Billy Beane (left; courtesy of the San Francisco Chronicle) and Paul DePodesta (right; courtesy of Awesome Stories)

Beane hired Depodesta as an assistant general manager, and they quickly got to work. After analyzing volumes of data, they discovered that certain undervalued statistics, such as on-base percentage and slugging percentage, provided strong correlations to winning. Surprisingly, the players who excelled in these categories were cheaper to sign. The value of these statistics was quickly refuted by the team’s more traditional scouts, who instead focused more on visibly apparent qualities, like speed and power. Thus, tension emerged, creating a divide between the scouts and the analysts.

The 2002 season got off to a rough start for the Athletics, who were not showing any promising signs of another postseason appearance. However, by midseason, the clubhouse was finally on-board with this new emphasis on advanced statistics, known as sabermetrics. The new-look As won 20 games in a row – a record at the time – and won their division, inviting them back to the postseason.

A shot of the team after winning their division and clinching another postseason appearance (courtesy of Awesome Stories)

Though they experienced another disappointing playoff loss, Billy Beane, Paul DePodesta, and the As created a success story much larger than an individual season.

An episode of the Simpsons parodying the Moneyball story (courtesy of Fandom)

After the season, numerous teams identified the new future of sabermetrics and adopted elements of Beane and DePodesta’s strategy. The Boston Red Sox was one of these teams and offered Beane their general manager position. While Beane declined, the Red Sox implemented versions of his sabermetric models, leading to a World Series Championship in 2004.

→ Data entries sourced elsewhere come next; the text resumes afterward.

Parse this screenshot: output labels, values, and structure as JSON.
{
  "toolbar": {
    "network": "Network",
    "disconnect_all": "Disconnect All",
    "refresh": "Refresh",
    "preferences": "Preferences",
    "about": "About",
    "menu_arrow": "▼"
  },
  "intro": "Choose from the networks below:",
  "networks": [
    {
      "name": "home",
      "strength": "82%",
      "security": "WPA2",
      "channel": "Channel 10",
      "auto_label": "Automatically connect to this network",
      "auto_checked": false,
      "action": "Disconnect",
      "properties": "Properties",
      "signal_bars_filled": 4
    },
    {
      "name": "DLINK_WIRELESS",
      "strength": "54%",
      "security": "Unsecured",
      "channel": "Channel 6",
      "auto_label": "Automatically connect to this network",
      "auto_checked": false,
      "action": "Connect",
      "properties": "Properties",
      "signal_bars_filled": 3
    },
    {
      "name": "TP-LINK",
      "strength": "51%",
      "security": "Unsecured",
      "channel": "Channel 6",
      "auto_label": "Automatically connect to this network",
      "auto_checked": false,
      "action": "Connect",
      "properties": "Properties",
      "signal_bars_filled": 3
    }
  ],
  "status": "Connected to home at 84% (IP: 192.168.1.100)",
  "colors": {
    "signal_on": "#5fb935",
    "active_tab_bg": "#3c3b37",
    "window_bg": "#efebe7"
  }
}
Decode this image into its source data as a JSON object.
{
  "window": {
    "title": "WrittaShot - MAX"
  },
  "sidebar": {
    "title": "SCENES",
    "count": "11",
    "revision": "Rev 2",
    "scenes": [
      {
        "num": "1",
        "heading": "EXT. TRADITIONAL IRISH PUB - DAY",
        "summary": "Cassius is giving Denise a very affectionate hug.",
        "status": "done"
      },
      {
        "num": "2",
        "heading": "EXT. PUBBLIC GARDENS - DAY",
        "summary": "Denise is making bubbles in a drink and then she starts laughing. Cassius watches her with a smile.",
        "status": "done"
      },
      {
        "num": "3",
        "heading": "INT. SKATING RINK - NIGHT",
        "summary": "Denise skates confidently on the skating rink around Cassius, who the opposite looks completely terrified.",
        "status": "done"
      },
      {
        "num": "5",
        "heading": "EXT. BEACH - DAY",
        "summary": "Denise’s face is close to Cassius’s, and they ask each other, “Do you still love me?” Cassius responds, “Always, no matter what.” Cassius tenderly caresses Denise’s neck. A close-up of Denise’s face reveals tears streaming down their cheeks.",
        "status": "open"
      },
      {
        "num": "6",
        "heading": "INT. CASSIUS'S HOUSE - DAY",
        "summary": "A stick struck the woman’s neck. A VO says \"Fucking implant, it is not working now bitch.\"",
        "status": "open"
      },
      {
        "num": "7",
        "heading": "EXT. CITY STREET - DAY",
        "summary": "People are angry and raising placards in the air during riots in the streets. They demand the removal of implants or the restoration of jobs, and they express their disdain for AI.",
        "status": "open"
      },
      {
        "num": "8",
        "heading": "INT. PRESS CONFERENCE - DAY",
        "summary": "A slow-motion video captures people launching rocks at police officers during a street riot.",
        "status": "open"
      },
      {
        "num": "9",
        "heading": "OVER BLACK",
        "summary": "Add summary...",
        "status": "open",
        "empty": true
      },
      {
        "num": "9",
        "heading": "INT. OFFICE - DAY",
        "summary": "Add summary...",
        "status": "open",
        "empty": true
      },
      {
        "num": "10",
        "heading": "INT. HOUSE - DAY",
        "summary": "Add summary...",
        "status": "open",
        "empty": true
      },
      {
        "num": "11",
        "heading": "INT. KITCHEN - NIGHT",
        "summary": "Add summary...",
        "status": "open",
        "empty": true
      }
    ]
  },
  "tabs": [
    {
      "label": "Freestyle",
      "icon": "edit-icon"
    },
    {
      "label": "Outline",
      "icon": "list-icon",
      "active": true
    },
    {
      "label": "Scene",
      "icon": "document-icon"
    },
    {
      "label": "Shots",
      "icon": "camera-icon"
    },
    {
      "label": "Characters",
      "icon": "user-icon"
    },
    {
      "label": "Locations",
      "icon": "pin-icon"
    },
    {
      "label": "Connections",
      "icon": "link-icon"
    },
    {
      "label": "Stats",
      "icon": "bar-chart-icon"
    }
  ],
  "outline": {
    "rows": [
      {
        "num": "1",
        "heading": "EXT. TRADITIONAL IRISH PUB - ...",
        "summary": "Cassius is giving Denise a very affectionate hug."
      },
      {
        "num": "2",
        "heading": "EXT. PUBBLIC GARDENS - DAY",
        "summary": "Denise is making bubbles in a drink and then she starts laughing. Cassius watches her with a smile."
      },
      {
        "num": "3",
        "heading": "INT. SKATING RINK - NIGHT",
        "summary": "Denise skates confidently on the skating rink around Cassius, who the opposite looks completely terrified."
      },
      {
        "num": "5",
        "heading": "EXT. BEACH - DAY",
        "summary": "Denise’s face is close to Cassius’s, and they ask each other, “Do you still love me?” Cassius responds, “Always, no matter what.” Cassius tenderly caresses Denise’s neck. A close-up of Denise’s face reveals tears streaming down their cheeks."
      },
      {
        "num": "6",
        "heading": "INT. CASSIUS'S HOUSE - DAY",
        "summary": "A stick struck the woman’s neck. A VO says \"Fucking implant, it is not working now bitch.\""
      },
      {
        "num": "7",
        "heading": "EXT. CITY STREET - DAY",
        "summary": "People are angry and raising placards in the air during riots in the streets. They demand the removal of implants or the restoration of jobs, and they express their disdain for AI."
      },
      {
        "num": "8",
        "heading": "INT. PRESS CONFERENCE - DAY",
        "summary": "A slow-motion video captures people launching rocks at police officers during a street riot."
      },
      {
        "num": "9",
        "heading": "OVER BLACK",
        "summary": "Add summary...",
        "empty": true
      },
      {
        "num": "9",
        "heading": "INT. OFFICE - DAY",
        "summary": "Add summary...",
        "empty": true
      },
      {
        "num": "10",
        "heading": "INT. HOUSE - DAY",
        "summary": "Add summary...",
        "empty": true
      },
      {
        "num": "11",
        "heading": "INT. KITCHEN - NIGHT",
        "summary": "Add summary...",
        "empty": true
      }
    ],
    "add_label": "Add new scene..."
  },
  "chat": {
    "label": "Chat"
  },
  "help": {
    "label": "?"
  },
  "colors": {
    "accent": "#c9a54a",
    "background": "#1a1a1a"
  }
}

Today, it is becoming more and more common for professional and even some collegiate sports teams to have their own data analytics department. Additionally, more data is being collected, which allows for a multitude of different ways to analyze and interpret the meaning behind it. Catalyzed by Moneyball, Billy Beane and Paul DePodesta revolutionized the game of baseball, sports, and the industry of data analytics.